When you're finished butchering, it's important to stop and consider just where all of the germs from your raw poultry might be hiding.  If you've kept your knife hand clean, that's the one you'll want to use to turn on the water, grab some paper towels, etc.  Minimize the use of your "chicken hand" in order to curtail the further spread of what could be salmonella, etc.  Take this moment to wash everything with anti-bacterial soap, your knives, board, counter top, and finally, both of your hands.

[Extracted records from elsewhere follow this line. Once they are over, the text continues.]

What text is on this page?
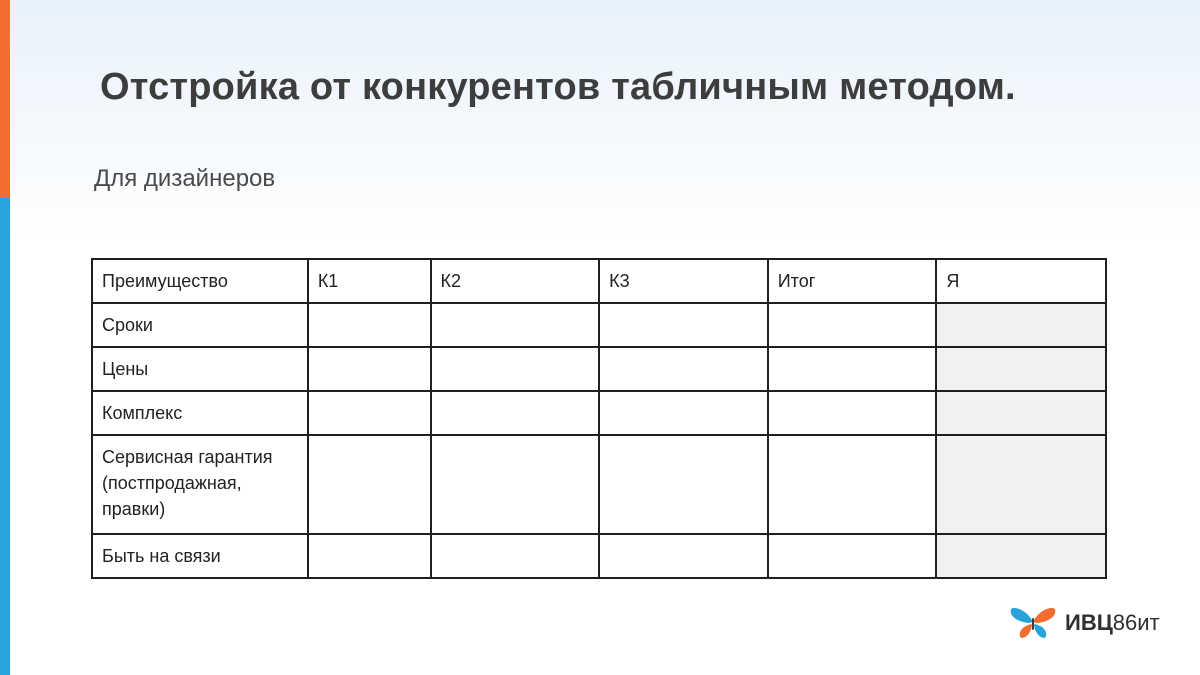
Отстройка от конкурентов табличным методом.
Для дизайнеров
Преимущество	К1	К2	К3	Итог	Я
Сроки					
Цены					
Комплекс					
Сервисная гарантия (постпродажная, правки)					
Быть на связи					
ИВЦ86ит
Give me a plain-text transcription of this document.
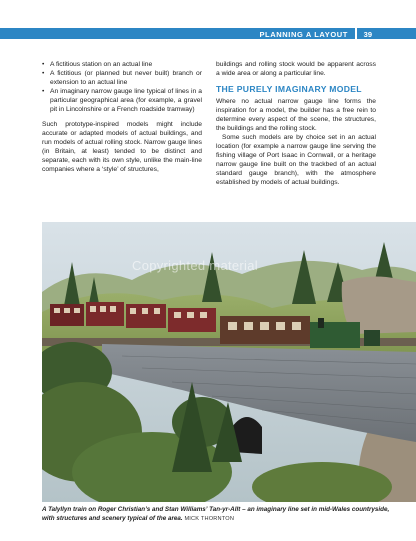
PLANNING A LAYOUT 39
• A fictitious station on an actual line
• A fictitious (or planned but never built) branch or extension to an actual line
• An imaginary narrow gauge line typical of lines in a particular geographical area (for example, a gravel pit in Lincolnshire or a French roadside tramway)

Such prototype-inspired models might include accurate or adapted models of actual buildings, and run models of actual rolling stock. Narrow gauge lines (in Britain, at least) tended to be distinct and separate, each with its own style, unlike the main-line companies where a ‘style’ of structures,

buildings and rolling stock would be apparent across a wide area or along a particular line.

THE PURELY IMAGINARY MODEL

Where no actual narrow gauge line forms the inspiration for a model, the builder has a free rein to determine every aspect of the scene, the structures, the buildings and the rolling stock.

Some such models are by choice set in an actual location (for example a narrow gauge line serving the fishing village of Port Isaac in Cornwall, or a heritage narrow gauge line built on the trackbed of an actual standard gauge branch), with the atmosphere established by models of actual buildings.

Copyrighted material
A Talyllyn train on Roger Christian’s and Stan Williams’ Tan-yr-Allt – an imaginary line set in mid-Wales countryside, with structures and scenery typical of the area. MICK THORNTON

FINALLY, it's time to consider cooking!  While your chicken is in the bowl, drizzle on about 1/4 cup of good olive oil and use your "chicken-hand" to turn the pieces over for even coating.  With your dry hand, grab the shaker of your dry rub and shake-shake-shake on a liberal coating of spice to the mix.  Continue to mix/turn the pieces over with your chicken-hand until everything has a good coat of oil and spices, then place them back onto your clean cutting board or pan so you can carry them to the grill.  Put the bowl into the sink with your dry hand so you can wash it later.

Start your fire, bring the cooking chamber up to 225 degrees.  I prefer a smoker or offset charcoal grill for this, but you could use an oven.  You could also use a propane grill (if you're too stubborn and/or cheap to spring for a real cooker) and just light one of the burners while keeping the chicken on the other side.  Watch the thermometer like a hawk and keep things just under 250.  Now, go back inside and wash your cutting board, the bowl, your sink, and your hands! 

When things get hot, lay your chicken out onto the grill.  Obviously the chicken you see here on the left has been on the smoker for awhile already!  Open a beer and hang out for a few hours, after all, you're busy right now, you're the grill master!

My smoker and I seem to have come to the agreement that it will take somewhere between 3.5 and 4 hours to finish the chicken.  Using a thermometer is absolutely essential here!  Breast meat is done at 160, and dark meat is done at 175.  As soon as your chicken arrives at this temperature, take it off of the grill and cover it with foil to rest!  Chicken does not get "safer" or "more done" if you leave it there, it only dries out and gets rubbery, so pull it when it's done!  If it's done right, it will look like this (well, it will look like this after you've taken a bite out of it):

The skin will be nice and crispy, with caramelized sugary bits of spicy heat.  the meat will be smoky, soft, tender, and super moist.  One final note, I usually pack the smoker with as much chicken as I can when I run a batch.  Chicken is cheap, and leftover smoked chicken is super tasty in chicken salad, breakfast burritos, smoked chicken pizza, or simply reheated in a microwave!  You get the idea!